炎黃摸了摸山羊鬚,打量着莫亞身後,眼睛鎖定易凡,剛想說話,這時帕弗蘭插嘴道:“你這個變態的老頭,我可告訴你,我纔是這個基地的主管,你不能對我這麼無理。”
帕弗蘭很明顯感覺到剛纔炎黃讓他在新人面前丟了面子,現在想要討回也很正常。
砰~!
只見炎黃伸出那隻乾癟的手,看似不經意的輕輕一掌打在帕弗蘭身上,帕弗蘭神色一愣,幾秒後臉色極具變色,整個身體往後仰飛,被打的在地上連續翻了幾個跟頭,一直抵到牆上,頭朝地,腿朝天,衆人忍住笑意,暗歎眼前的這位即將成爲自己師傅的老婆,太過厲害了。
“帕弗蘭,我保證這是最後一次警告你,再有下一次,呵呵。”炎黃這時手中不知道哪裡多出來一把暗金色的飛刀。
易凡突然想到那一次救自己的飛刀,和這把極其相似,欲想開口詢問,又給嚥了下去,心想反正以後要跟隨這個老頭訓練,等關係熟識一些在問,機會還大些。
“炎黃,你。
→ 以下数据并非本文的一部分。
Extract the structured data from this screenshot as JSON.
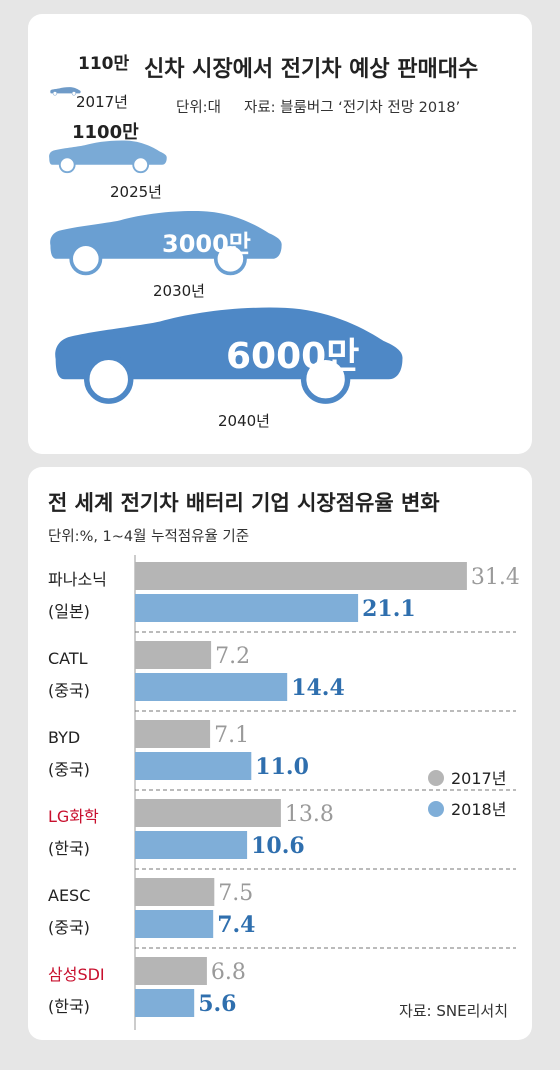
{
  "chart_data": [
    {
      "type": "pictograph",
      "title": "신차 시장에서 전기차 예상 판매대수",
      "unit_label": "단위:대",
      "source": "자료: 블룸버그 ‘전기차 전망 2018’",
      "categories": [
        "2017년",
        "2025년",
        "2030년",
        "2040년"
      ],
      "values": [
        110,
        1100,
        3000,
        6000
      ],
      "value_labels": [
        "110만",
        "1100만",
        "3000만",
        "6000만"
      ],
      "colors": [
        "#6f9bc8",
        "#7aaad6",
        "#6a9fd2",
        "#4e88c6"
      ]
    },
    {
      "type": "bar",
      "title": "전 세계 전기차 배터리 기업 시장점유율 변화",
      "unit_label": "단위:%, 1~4월 누적점유율 기준",
      "source": "자료: SNE리서치",
      "categories": [
        {
          "name": "파나소닉",
          "country": "(일본)",
          "highlight": false
        },
        {
          "name": "CATL",
          "country": "(중국)",
          "highlight": false
        },
        {
          "name": "BYD",
          "country": "(중국)",
          "highlight": false
        },
        {
          "name": "LG화학",
          "country": "(한국)",
          "highlight": true
        },
        {
          "name": "AESC",
          "country": "(중국)",
          "highlight": false
        },
        {
          "name": "삼성SDI",
          "country": "(한국)",
          "highlight": true
        }
      ],
      "series": [
        {
          "name": "2017년",
          "values": [
            31.4,
            7.2,
            7.1,
            13.8,
            7.5,
            6.8
          ],
          "labels": [
            "31.4",
            "7.2",
            "7.1",
            "13.8",
            "7.5",
            "6.8"
          ],
          "color": "#b5b5b5",
          "label_color": "#9a9a9a"
        },
        {
          "name": "2018년",
          "values": [
            21.1,
            14.4,
            11.0,
            10.6,
            7.4,
            5.6
          ],
          "labels": [
            "21.1",
            "14.4",
            "11.0",
            "10.6",
            "7.4",
            "5.6"
          ],
          "color": "#7faed8",
          "label_color": "#2f6fae"
        }
      ],
      "legend_position": "right",
      "highlight_color": "#c8102e"
    }
  ]
}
”帕弗蘭勉強站起身捂着腰齜牙咧嘴道。
“抱着你的藥瓶滾回你的研究所,老老實實的研究你的藥劑,別在我面前說三道四,不然別怪我手下不留情。”炎黃聲色嚴厲道。
帕弗蘭看着炎黃渾濁的眼睛,頓時嚇了一跳,趕忙跌跌撞撞跑了出去。
“真他媽的解恨。”喬非這時小聲說道。
炎黃微笑的看了喬非一眼,嚇的喬非立馬恭敬,不敢說話。
他慢步走到易凡面前,伸出右手,易凡本能的身體微微右傾。
“別怕,小夥子你叫什麼名字。”炎黃出奇的和藹問道易凡。
“我叫易凡,您好,炎黃先生。”易凡無比恭敬,身子立直。
炎黃慢慢的摸向易凡的胳膊,然後脊樑,腰骨,腿骨,膝蓋,摸的易凡一陣難受,最後微笑着點點頭,朝這一羣來自中國的少年說道:“明天你們就開始跟着我後面訓練,至於能訓練到什麼程度,完全看你們自己的悟性,我可是一個很嚴格的教練,吃不了苦的現在可以離開,以後你們便稱呼我爲老師即可。”